Trump pardons Silk Road website founder with North Texas ties

 

The Silk Road website founder and UT-Dallas alumnus had been serving a life sentence in connection with his role with the underground website used for selling drugs.

DALLAS — A University of Texas at Dallas alumnus and founder of Silk Road, an underground website used for selling drugs, was pardoned by President Donald Trump this week.

Ross Ulbricht was sentenced to life in prison in 2015 after a high-profile trial.

Trump announced he was pardoning Ulbricht on Tuesday on his social media website Truth Social and said he’d spoken with Ulbricht’s mother during his first full day in office.

“It was my pleasure to have just signed a full and unconditional pardon of her son, Ross,” Trump’s post read. “The scum that worked to convict him were some of the same lunatics who were involved in the modern day weaponization of government against me.”

Trump called Ulbricht’s prison sentence “ridiculous.”

The Associated Press reported Trump promised help for Ulbricht during a Libertarian Party convention last May. Libertarian activists, who oppose drug criminalization policies, reportedly believe federal officials overreached in their case against Ulbricht.

The news of Ulbricht’s pardon came after Trump pardoned or commuted the sentences of all 1,500-plus people charged with crimes from the Jan. 6, 2021 Capitol riot.

Ulbricht created the Silk Road website in January 2011, and owned and operated it using the moniker “Dread Pirate Roberts” until it was shut down by law enforcement in October 2013, according to federal officials.

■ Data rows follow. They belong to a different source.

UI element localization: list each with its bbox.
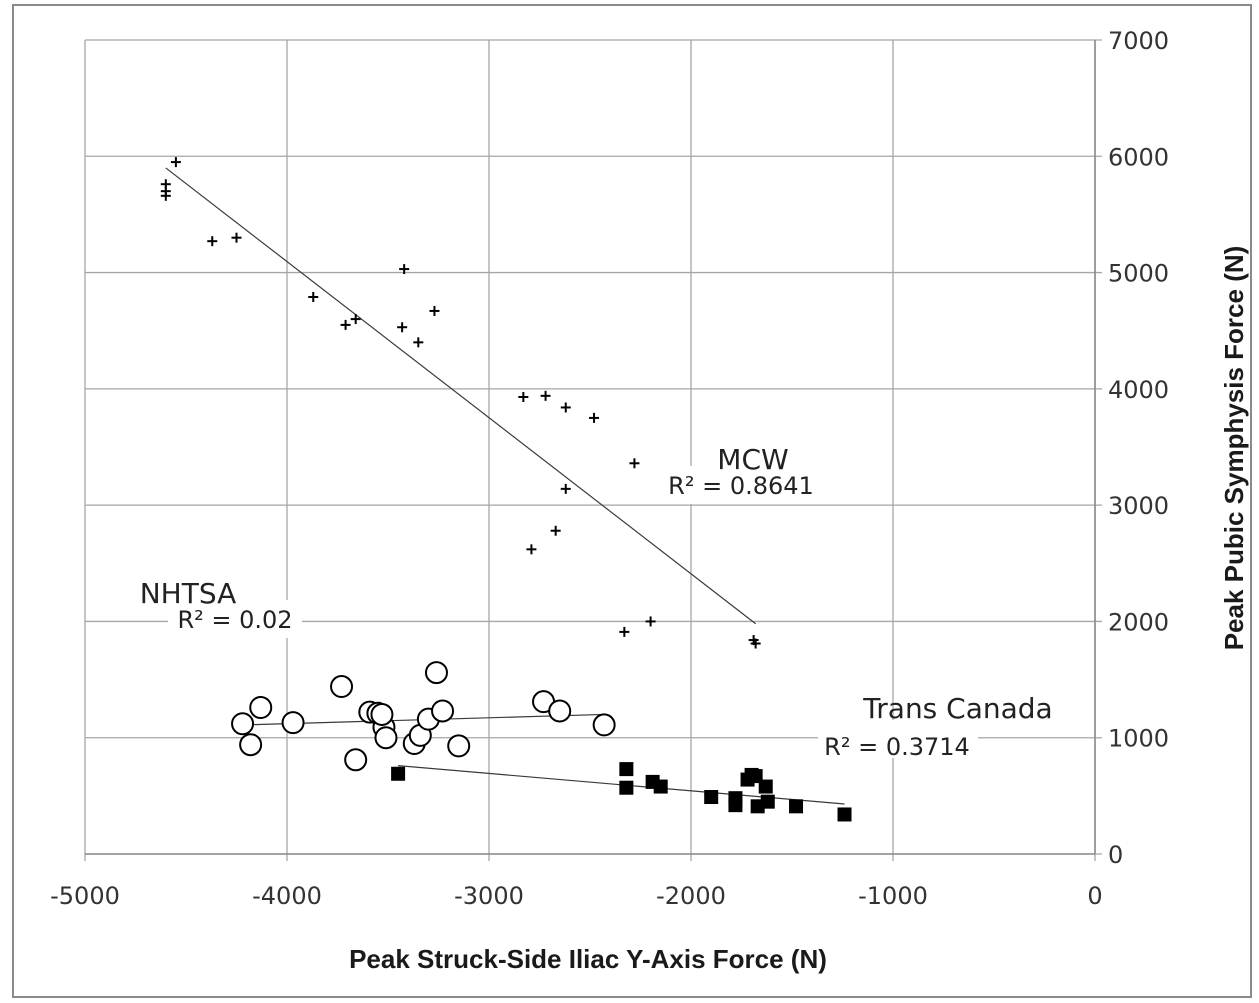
x-axis-title: Peak Struck-Side Iliac Y-Axis Force (N) (349, 944, 827, 974)
y-tick-label: 2000 (1108, 608, 1169, 636)
point-nhtsa (249, 695, 273, 719)
point-trans-canada (619, 780, 634, 795)
point-mcw (526, 544, 537, 555)
point-mcw (340, 319, 351, 330)
point-mcw (207, 236, 218, 247)
point-nhtsa (370, 702, 394, 726)
point-trans-canada (619, 762, 634, 777)
point-mcw (560, 483, 571, 494)
point-nhtsa (344, 748, 368, 772)
point-nhtsa (424, 661, 448, 685)
series-label-trans-canada: Trans Canada (862, 692, 1052, 725)
point-mcw (399, 264, 410, 275)
point-nhtsa (231, 712, 255, 736)
gridlines (84, 39, 1102, 861)
point-nhtsa (281, 711, 305, 735)
point-mcw (231, 232, 242, 243)
point-mcw (589, 412, 600, 423)
trendline-mcw (165, 167, 757, 625)
series-label-mcw: MCW (717, 443, 788, 476)
chart-frame (12, 4, 1252, 998)
point-trans-canada (760, 794, 775, 809)
point-mcw (413, 337, 424, 348)
y-tick-label: 1000 (1108, 725, 1169, 753)
r2-label-nhtsa: R² = 0.02 (177, 606, 292, 634)
point-mcw (518, 391, 529, 402)
point-mcw (645, 616, 656, 627)
x-tick-label: -1000 (858, 882, 928, 910)
point-mcw (550, 525, 561, 536)
point-mcw (429, 305, 440, 316)
r2-label-mcw: R² = 0.8641 (668, 472, 814, 500)
data-points (160, 157, 852, 822)
point-mcw (540, 390, 551, 401)
point-nhtsa (330, 675, 354, 699)
point-mcw (629, 458, 640, 469)
point-trans-canada (789, 799, 804, 814)
axes: -5000 -4000 -3000 -2000 -1000 00 1000 2000 3000 4… (50, 27, 1169, 910)
y-tick-label: 7000 (1108, 27, 1169, 55)
point-nhtsa (447, 734, 471, 758)
point-trans-canada (704, 790, 719, 805)
point-nhtsa (592, 713, 616, 737)
y-tick-label: 6000 (1108, 143, 1169, 171)
r2-label-trans-canada: R² = 0.3714 (824, 733, 970, 761)
point-mcw (350, 314, 361, 325)
point-nhtsa (548, 699, 572, 723)
point-mcw (170, 157, 181, 168)
point-trans-canada (653, 779, 668, 794)
x-tick-label: 0 (1087, 882, 1102, 910)
point-trans-canada (391, 766, 406, 781)
point-mcw (560, 402, 571, 413)
point-mcw (160, 190, 171, 201)
y-axis-title: Peak Pubic Symphysis Force (N) (1219, 246, 1249, 651)
y-tick-label: 4000 (1108, 376, 1169, 404)
series-label-nhtsa: NHTSA (140, 577, 237, 610)
point-mcw (619, 626, 630, 637)
x-tick-label: -5000 (50, 882, 120, 910)
point-trans-canada (758, 779, 773, 794)
y-tick-label: 0 (1108, 841, 1123, 869)
x-tick-label: -4000 (252, 882, 322, 910)
r2-label-bg-nhtsa (168, 600, 302, 638)
point-mcw (308, 291, 319, 302)
r2-label-bg-mcw (662, 466, 820, 504)
x-tick-label: -3000 (454, 882, 524, 910)
point-nhtsa (431, 699, 455, 723)
y-tick-label: 5000 (1108, 260, 1169, 288)
x-tick-label: -2000 (656, 882, 726, 910)
r2-label-bg-trans-canada (818, 720, 978, 758)
point-trans-canada (728, 798, 743, 813)
point-mcw (397, 322, 408, 333)
point-nhtsa (374, 726, 398, 750)
point-trans-canada (837, 807, 852, 822)
point-mcw (750, 638, 761, 649)
y-tick-label: 3000 (1108, 492, 1169, 520)
point-nhtsa (239, 733, 263, 757)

“Silk Road emerged as the most sophisticated and extensive criminal marketplace on the Internet, serving as a sprawling black-market bazaar where unlawful goods and services, including illegal drugs of virtually all varieties, were bought and sold regularly by the site’s users,” a 2015 press release from federal officials read. “While in operation, Silk Road was used by thousands of drug dealers and other unlawful vendors to distribute hundreds of kilograms of illegal drugs and other unlawful goods and services to more than 100,000 buyers, and to launder hundreds of millions of dollars deriving from these unlawful transactions.”

Prosecutors also alleged drugs sold on the website were connected to at least six overdose deaths worldwide.

Following a four-day trial, Ulbricht was convicted of seven charges, including distributing narcotics, distributing narcotics by means of the Internet, conspiring to distribute narcotics, engaging in a continuing criminal enterprise, conspiring to commit computer hacking, conspiring to traffic in false identity documents, and conspiring to commit money laundering.